どうせなら現在の貨幣制度と日本国が永遠に続くなら国債発行は無限になると言った方が財政破綻論者を分らせる事が出来るかも知れません。つまり国より現在の貨幣制度の方が破綻することに理解が及ばなければ、国の経済問題など理解出来る筈が無いからです。
経済学を学んだ人に限って財政破綻論者や財政均衡主義者になるのは何故でしょうか。それは学ぶ事と自分の頭で考える事は違うからです。どうも経済学は自分の頭で考えていない学者と生徒達による学問のようです。そんな経済学なんか学ばないで、まず自分の頭で根本を考えましょう。
財政破綻論者は放って置いて「お金は経済活動に不可欠な物ですが、お金は無から生じる(誰かが銀行から借りないと生まれない)事と、借りたら利子をつけて返さなければならない事により、誰かが借金に借金を重ねないと経済活動が維持できなくなり、その誰かが国で有る事」は、全国民が理解するべきです。
何故なら経済から考える国民国家とは、自国通貨をどのように増やし、どのように国民を働かせて、どのように分配して行くのかが焦点になるからです。それにピンと来なかった人は、ギリシャのように自国通貨を発行出来ない国が、国民の為の経済政策打てるかどうかを考えて見て下さい。

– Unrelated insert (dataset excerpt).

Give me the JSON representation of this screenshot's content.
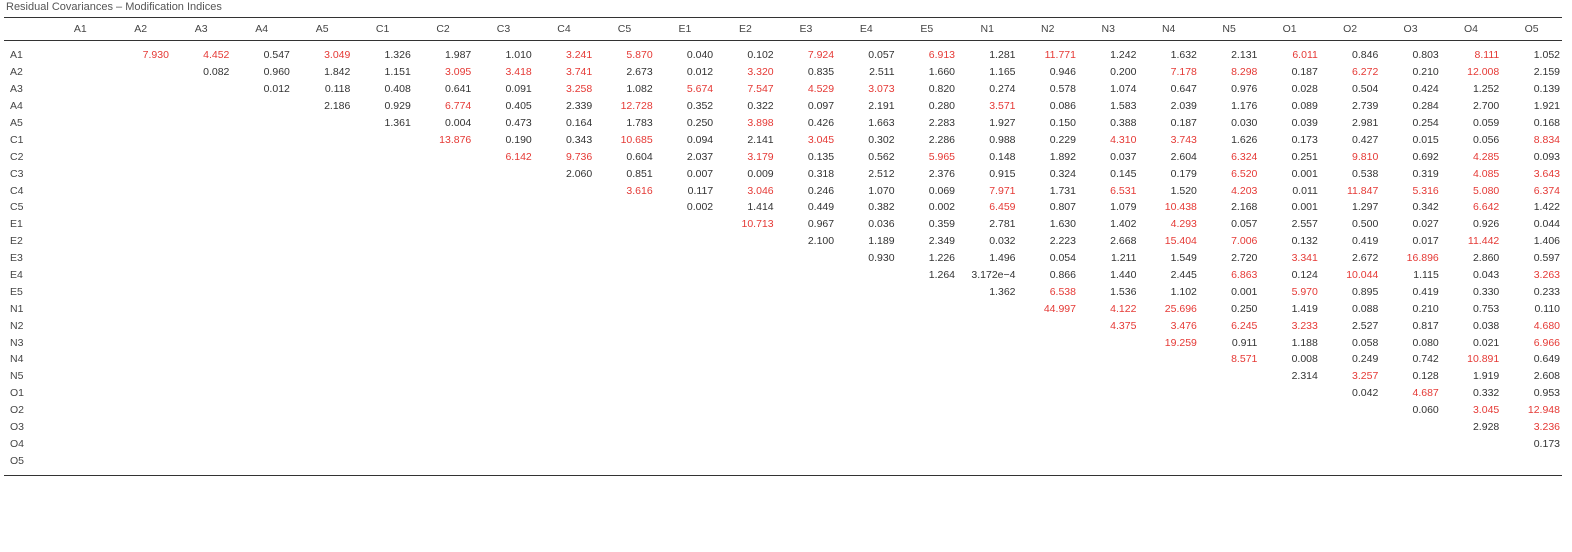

以上のことから「増税は市場からお金を回収する事であり、緊縮財政は市場にお金を増やさない事なのでどちらも日本の成長を阻害します。政府は国民の供給能力(国民のスキル)の上昇を見ながらお金を増やす(財政出動する)べきです。又、外貨を稼ぐのは外国人の為に働く事なので程ほどに。そして間違っても通貨統合などに賛成すべきでありません。」の結論になります。
『経済の基本2』の記事が指摘したこと(誰かが借金を増やしていかないと定常的な経済活動さえ維持できない)は、討論番組のパネリストのだれも指摘していないので、ブログの言っている事は上記の討論番組を超えているかもしれません。なので是非感想をお聞かせ下さい。
by K.O
1. 無題
このブログで登場するこの文章ですが、「この二つの文章(括弧の中と外)は矛盾していないか」といつも思ってしまって気持ち悪いです。
括弧内の文を考えると、「誰かが銀行からを借り(たい)」という「資金需要」が無いとお金は生まれないと、言ってます。
「資金需要」は「無」なのでしょうか?抽象概念はかたちが無いから無だ、とでも言うのかな。こうなると「『無』とはなにか」、の議論になって、私にはまるで禅問答なのでついていけません。
経済学批判も十把一絡げじゃなくて、平成時代の主流派経済学とか新古典派経済学とか言って欲しいです。MMTのランダル・レイやその元になっているケインズも経済学者と呼ばれてるはずなので…。
令和時代は新古典派から卒業して国民のためになる経済学が主流になって欲しいです。
お金の説明で、中野剛志がよく引用するイングランド銀行の解説(2014年春号季刊誌)によると、「『貨幣とは負債の一形式』であり、経済において交換手段として受け入れられた特殊な負債である。」とのこと。
お金が生まれるのは「信用創造」
によるのだからこの説明は共感できます。
ブログのたとえ話を持ち出した意図はよくわかりませんが、農民は一万一千円分のお米を売って利息を含めて返済しているのが現実だと思います。
銀行員の人も給料もらわないとやってられないでしょうから…。